Children Today Are Less Fit Than Their Parents Were

Many children worldwide are approximately 15% less fit from a cardiovascular viewpoint than their parents were as children, according to research presented at the American Heart Association Scientific Sessions 2013.

Research presented at the American Heart Association Scientific Sessions 2013 suggests that, from a cardiovascular viewpoint, many children worldwide are approximately 15% less fit than their parents were as children.

An analysis of studies on running fitness between 1964 and 2010, which included data on over 25 million children ages 9 to 17 in 28 countries, found that cardiovascular endurance declined significantly during the 46 years studied, with the decline in fitness occurring since approximately 1975.

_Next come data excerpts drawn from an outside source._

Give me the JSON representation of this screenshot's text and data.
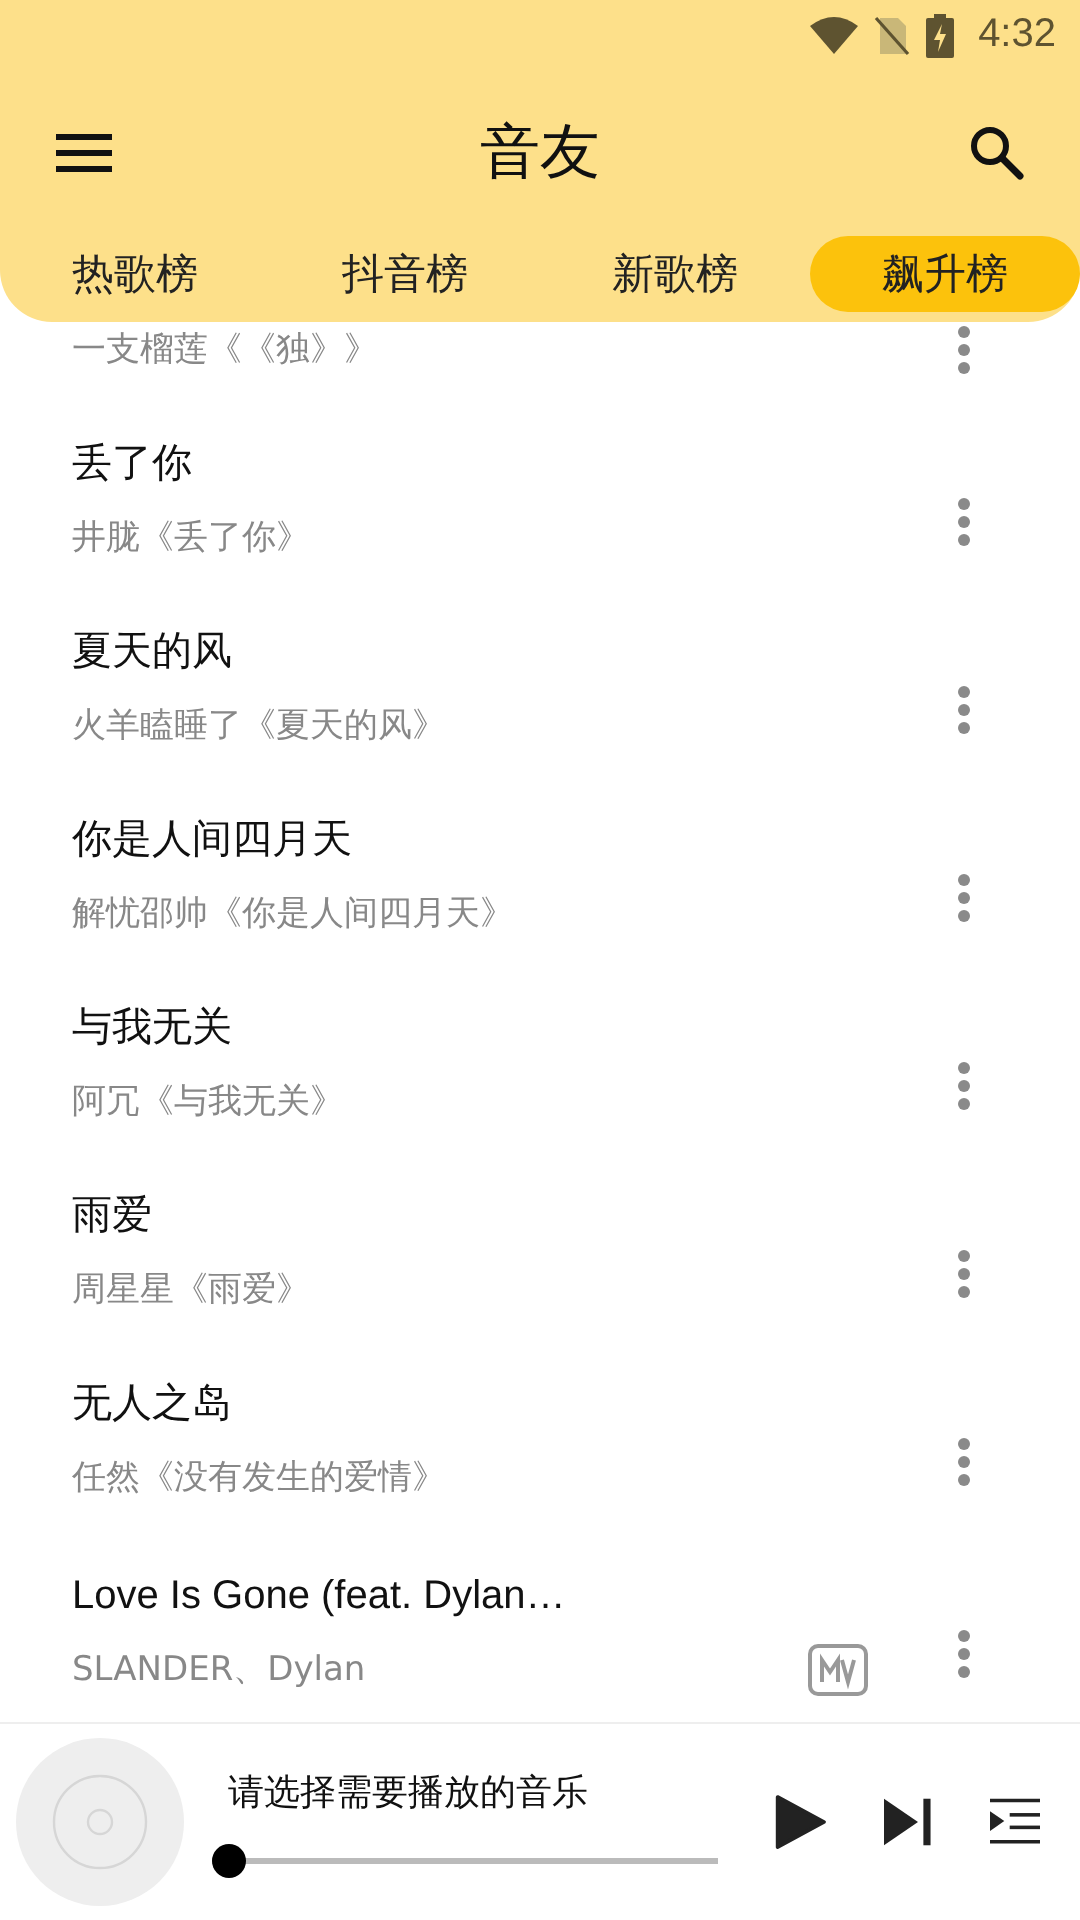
{
  "status_bar": {
    "time": "4:32"
  },
  "app_bar": {
    "title": "音友"
  },
  "tabs": [
    {
      "label": "热歌榜",
      "selected": false
    },
    {
      "label": "抖音榜",
      "selected": false
    },
    {
      "label": "新歌榜",
      "selected": false
    },
    {
      "label": "飙升榜",
      "selected": true
    }
  ],
  "songs": [
    {
      "subtitle": "一支榴莲《《独》》"
    },
    {
      "title": "丢了你",
      "subtitle": "井胧《丢了你》"
    },
    {
      "title": "夏天的风",
      "subtitle": "火羊瞌睡了《夏天的风》"
    },
    {
      "title": "你是人间四月天",
      "subtitle": "解忧邵帅《你是人间四月天》"
    },
    {
      "title": "与我无关",
      "subtitle": "阿冗《与我无关》"
    },
    {
      "title": "雨爱",
      "subtitle": "周星星《雨爱》"
    },
    {
      "title": "无人之岛",
      "subtitle": "任然《没有发生的爱情》"
    },
    {
      "title": "Love Is Gone (feat. Dylan…",
      "subtitle": "SLANDER、Dylan",
      "mv": true
    }
  ],
  "player": {
    "prompt": "请选择需要播放的音乐",
    "level": 0
  }
}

The researchers said the decline in running fitness may predict worse health in adulthood. Lead author Grant Tomkinson, PhD, of the University of South Australia’s School of Health Sciences, said that the most important type of fitness for good health is cardiovascular fitness. Cardiovascular endurance declined significantly, with average changes being similar between boys and girls, younger and older children, and across different world regions. Differences were seen between countries.

In the United States, cardiovascular endurance in children declined an average of 6% per decade between 1970 and 2000; across nations, endurance has fallen by about 5% per decade. Children today run a mile approximately one-and-a-half minutes slower than children did 30 years ago.

Many social, psychosocial and physiological factors are likely responsible for the change, investigators said. Measurements of obesity and overweight mirror the findings in countries studied, and it was concluded that approximately 30% to 60% of the declines in endurance running ability can be linked to increases in fat mass.

Children need to engage in at least one hour of daily activities that use the major muscles and to develop fitness habits that will keep them healthy in their adult years, researchers concluded.